Looking to solve the age-old problem of spoilage is a new startup in Santa Barbara, California. Its name is Apeel Sciences, and its product is known as Edipeel. It is a blended powder comprised of uneaten foodstuff such as fruit skins, stems, and leaves, that can be sprinkled onto foodstuff you would like to eat to keep fresher, longer. Simply put, Edipeel is a “micro-thin, invisible peel that protects the delicate surface of the fruit, reducing oxidation and water loss that cause produce to shrivel and lose flavor.”

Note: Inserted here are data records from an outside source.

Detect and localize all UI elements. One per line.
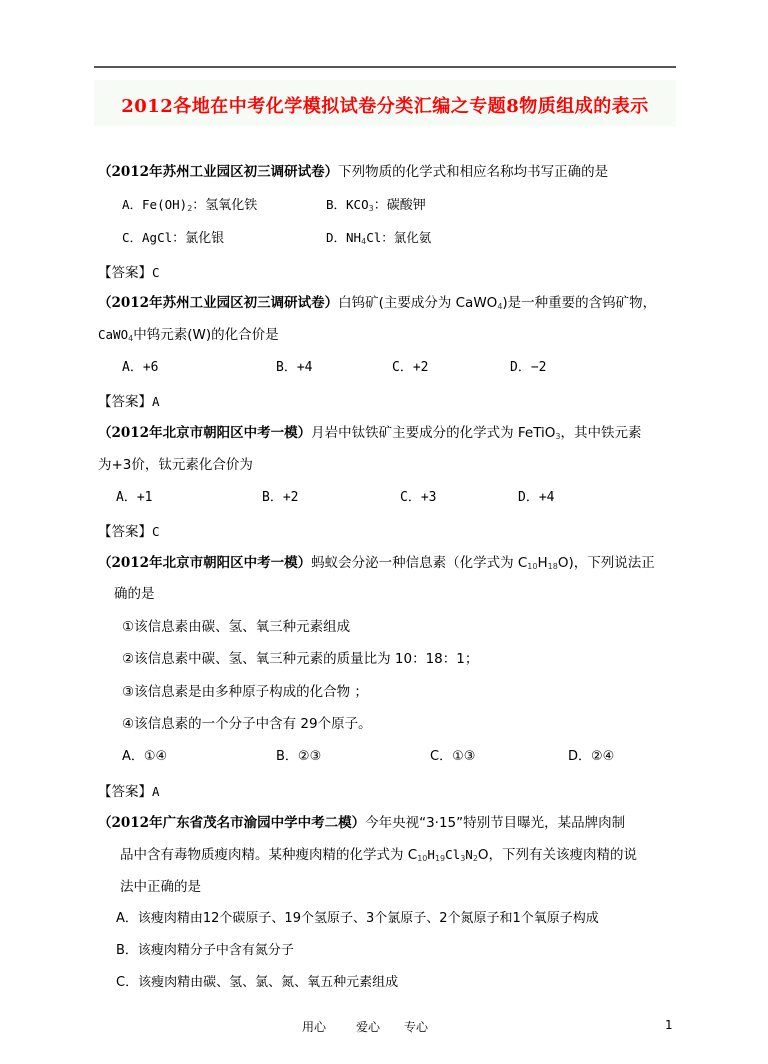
question-1-answer: 【答案】C (98, 261, 160, 281)
subscript: 18 (548, 562, 558, 571)
formula: CaWO (98, 327, 128, 342)
question-5-stem-line-2: 品中含有毒物质瘦肉精。某种瘦肉精的化学式为 C10H19Cl3N2O，下列有关该… (120, 846, 637, 868)
question-1-option-a: A．Fe(OH)2：氢氧化铁 (122, 196, 257, 218)
question-4-option-a: A．①④ (122, 748, 167, 766)
question-2-option-b: B．+4 (276, 359, 312, 377)
statement-4: ④该信息素的一个分子中含有 29个原子。 (122, 715, 372, 733)
question-4-option-b: B．②③ (276, 748, 321, 766)
document-page: 2012各地在中考化学模拟试卷分类汇编之专题8物质组成的表示 （2012年苏州工… (0, 0, 768, 1064)
answer-value: C (152, 265, 160, 280)
footer-motto-3: 专心 (404, 1018, 428, 1035)
option-label: C． (122, 230, 142, 245)
footer-motto-1: 用心 (302, 1018, 326, 1035)
subscript: 10 (527, 562, 537, 571)
question-text: 蚂蚁会分泌一种信息素（化学式为 C (311, 555, 527, 571)
answer-value: A (152, 784, 160, 799)
option-text: ：碳酸钾 (374, 198, 426, 213)
question-1-option-c: C．AgCl：氯化银 (122, 229, 224, 248)
question-2-option-a: A．+6 (122, 359, 158, 377)
question-2-stem-line-1: （2012年苏州工业园区初三调研试卷）白钨矿(主要成分为 CaWO4)是一种重要… (98, 294, 656, 316)
answer-label: 【答案】 (98, 524, 152, 540)
answer-label: 【答案】 (98, 265, 152, 281)
question-4-answer: 【答案】A (98, 780, 160, 800)
question-2-stem-line-2: CaWO4中钨元素(W)的化合价是 (98, 326, 279, 348)
subscript: 10 (417, 854, 427, 863)
statement-3: ③该信息素是由多种原子构成的化合物 ； (122, 683, 368, 701)
question-3-answer: 【答案】C (98, 520, 160, 540)
question-2-answer: 【答案】A (98, 390, 160, 410)
question-source: （2012年广东省茂名市渝园中学中考二模） (98, 815, 365, 831)
option-label: D． (326, 230, 346, 245)
question-text: ，其中铁元素 (561, 425, 642, 441)
question-1-option-d: D．NH4Cl：氯化氨 (326, 229, 431, 251)
question-text: )是一种重要的含钨矿物， (502, 295, 656, 311)
question-source: （2012年苏州工业园区初三调研试卷） (98, 295, 338, 311)
question-3-stem-line-2: 为+3价，钛元素化合价为 (98, 456, 253, 474)
option-formula: NH (346, 230, 361, 245)
question-5-option-c: C．该瘦肉精由碳、氢、氯、氮、氧五种元素组成 (116, 974, 398, 992)
question-source: （2012年苏州工业园区初三调研试卷） (98, 164, 338, 180)
question-text: 中钨元素(W)的化合价是 (133, 327, 278, 343)
question-4-stem-line-2: 确的是 (114, 585, 155, 603)
header-rule (94, 66, 676, 68)
answer-label: 【答案】 (98, 784, 152, 800)
question-text: O)，下列说法正 (558, 555, 655, 571)
answer-value: A (152, 394, 160, 409)
document-title: 2012各地在中考化学模拟试卷分类汇编之专题8物质组成的表示 (94, 92, 676, 118)
question-5-stem-line-3: 法中正确的是 (120, 878, 201, 896)
question-4-option-d: D．②④ (568, 748, 614, 766)
question-text: 下列物质的化学式和相应名称均书写正确的是 (338, 164, 608, 180)
page-number: 1 (665, 1018, 673, 1032)
footer-motto-2: 爱心 (356, 1018, 380, 1035)
option-text: ：氢氧化铁 (192, 198, 257, 213)
question-1-stem: （2012年苏州工业园区初三调研试卷）下列物质的化学式和相应名称均书写正确的是 (98, 163, 608, 181)
question-3-option-d: D．+4 (518, 489, 554, 507)
question-text: 月岩中钛铁矿主要成分的化学式为 FeTiO (311, 425, 555, 441)
question-3-option-b: B．+2 (262, 489, 298, 507)
question-5-stem-line-1: （2012年广东省茂名市渝园中学中考二模）今年央视“3·15”特别节目曝光，某品… (98, 814, 625, 832)
question-5-option-a: A．该瘦肉精由12个碳原子、19个氢原子、3个氯原子、2个氮原子和1个氧原子构成 (116, 910, 599, 928)
question-text: 品中含有毒物质瘦肉精。某种瘦肉精的化学式为 C (120, 847, 417, 863)
answer-label: 【答案】 (98, 394, 152, 410)
option-text: ：氯化银 (172, 231, 224, 246)
question-3-option-c: C．+3 (400, 489, 436, 507)
statement-1: ①该信息素由碳、氢、氧三种元素组成 (122, 618, 350, 636)
option-label: B． (326, 197, 346, 212)
subscript: 19 (435, 854, 445, 863)
question-3-option-a: A．+1 (116, 489, 152, 507)
question-2-option-c: C．+2 (392, 359, 428, 377)
statement-2: ②该信息素中碳、氢、氧三种元素的质量比为 10：18：1； (122, 650, 478, 668)
question-3-stem-line-1: （2012年北京市朝阳区中考一模）月岩中钛铁矿主要成分的化学式为 FeTiO3，… (98, 424, 642, 446)
question-text: O，下列有关该瘦肉精的说 (478, 847, 637, 863)
question-1-option-b: B．KCO3：碳酸钾 (326, 196, 426, 218)
question-source: （2012年北京市朝阳区中考一模） (98, 425, 311, 441)
question-5-option-b: B．该瘦肉精分子中含有氮分子 (116, 942, 294, 960)
formula: H (537, 555, 547, 571)
question-4-stem-line-1: （2012年北京市朝阳区中考一模）蚂蚁会分泌一种信息素（化学式为 C10H18O… (98, 554, 655, 576)
question-source: （2012年北京市朝阳区中考一模） (98, 555, 311, 571)
option-label: A． (122, 197, 142, 212)
answer-value: C (152, 524, 160, 539)
option-formula: KCO (346, 197, 369, 212)
option-formula: Fe(OH) (142, 197, 187, 212)
question-4-option-c: C．①③ (430, 748, 475, 766)
question-text: 今年央视“3·15”特别节目曝光，某品牌肉制 (365, 815, 625, 831)
option-formula: AgCl (142, 230, 172, 245)
formula: Cl (445, 847, 460, 862)
formula: H (427, 847, 435, 862)
question-2-option-d: D．−2 (510, 359, 546, 377)
formula: N (465, 847, 473, 862)
question-text: 白钨矿(主要成分为 CaWO (338, 295, 497, 311)
option-text: Cl：氯化氨 (366, 230, 431, 245)
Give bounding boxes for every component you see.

It’s a much-needed solution for the agriculture industry, which has long grappled with how to transport fresh produce from one side of the country (or the world) to the other, without sacrificing flavor or aesthetics. As Apeel points out, around 45 percent of harvested produce is lost to spoilage around the world, but a product like Edipeel can help. Not only can the powder ensure that your Florida tomatoes get to your New York bodega at peak freshness, but its powers of preservation also have the capacity to help conserve water, energy, and other resources.

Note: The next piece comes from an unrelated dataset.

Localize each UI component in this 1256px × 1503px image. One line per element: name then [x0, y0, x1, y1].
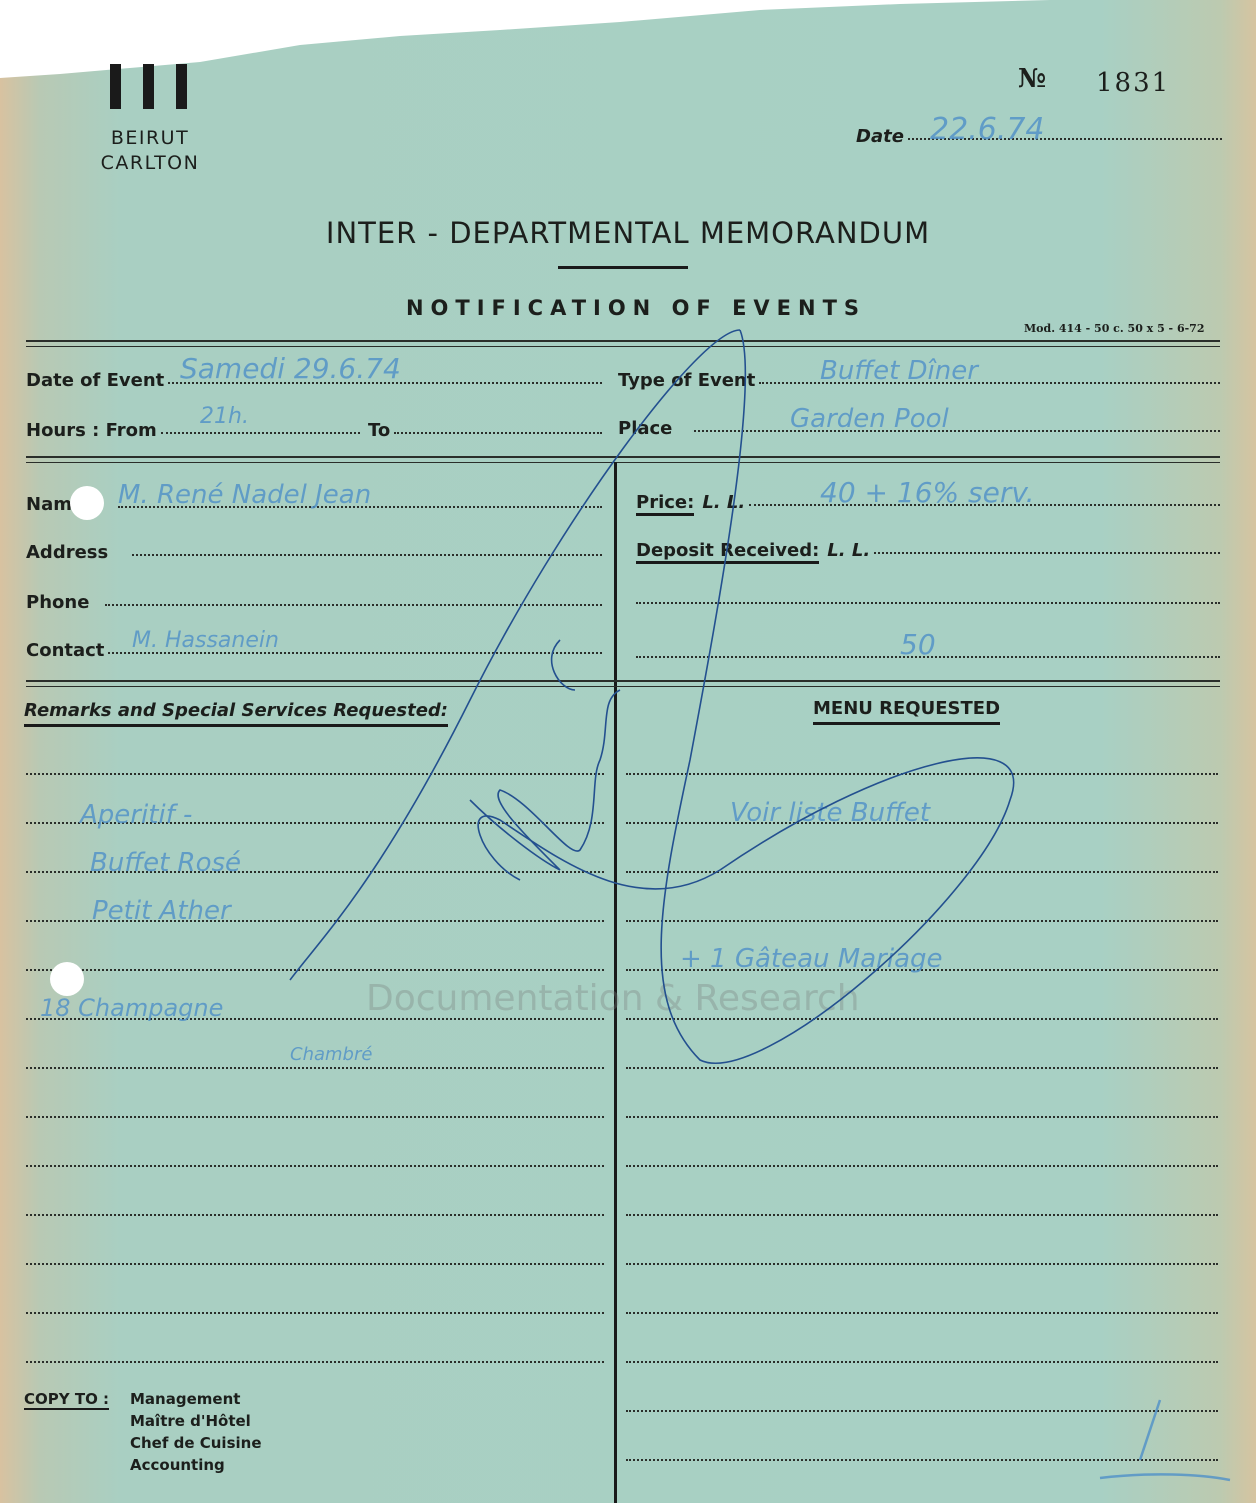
- signature-icon: [0, 0, 1256, 1503]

Essentially, Edipeel provides a “barrier [that] slows down the rate that water evaporates out of the produce, and slows down the rate that oxygen gets into a produce,” explained James Rogers, CEO and founder of Apeel, in an interview with Fast Company. Edipeel is packaged in packets for easy transportation and distribution, but to use it, Rogers said, “We rip [the packets] open…and then we reconstitute them in liquid form. In that liquid form, we can then dip fresh produce in that solution or spray that solution onto a surface of a piece of produce. When it dries, it leaves behind this imperceptibly thin barrier of plant material on the outside of the produce.”
Already, Edipeel has been FDA approved and is beginning to make an appearance in some locations across the U.S. But Apeel has much larger dreams for Edipeel and now that the startup has raised $40 million, it certainly has the capital to chase them.
“It takes 30 days to get blueberries grown in Chile to market in the United States, which means they have to be picked before they’re ripe and shipped under heavy refrigeration,” Rogers told the New York Times. “We can change that.”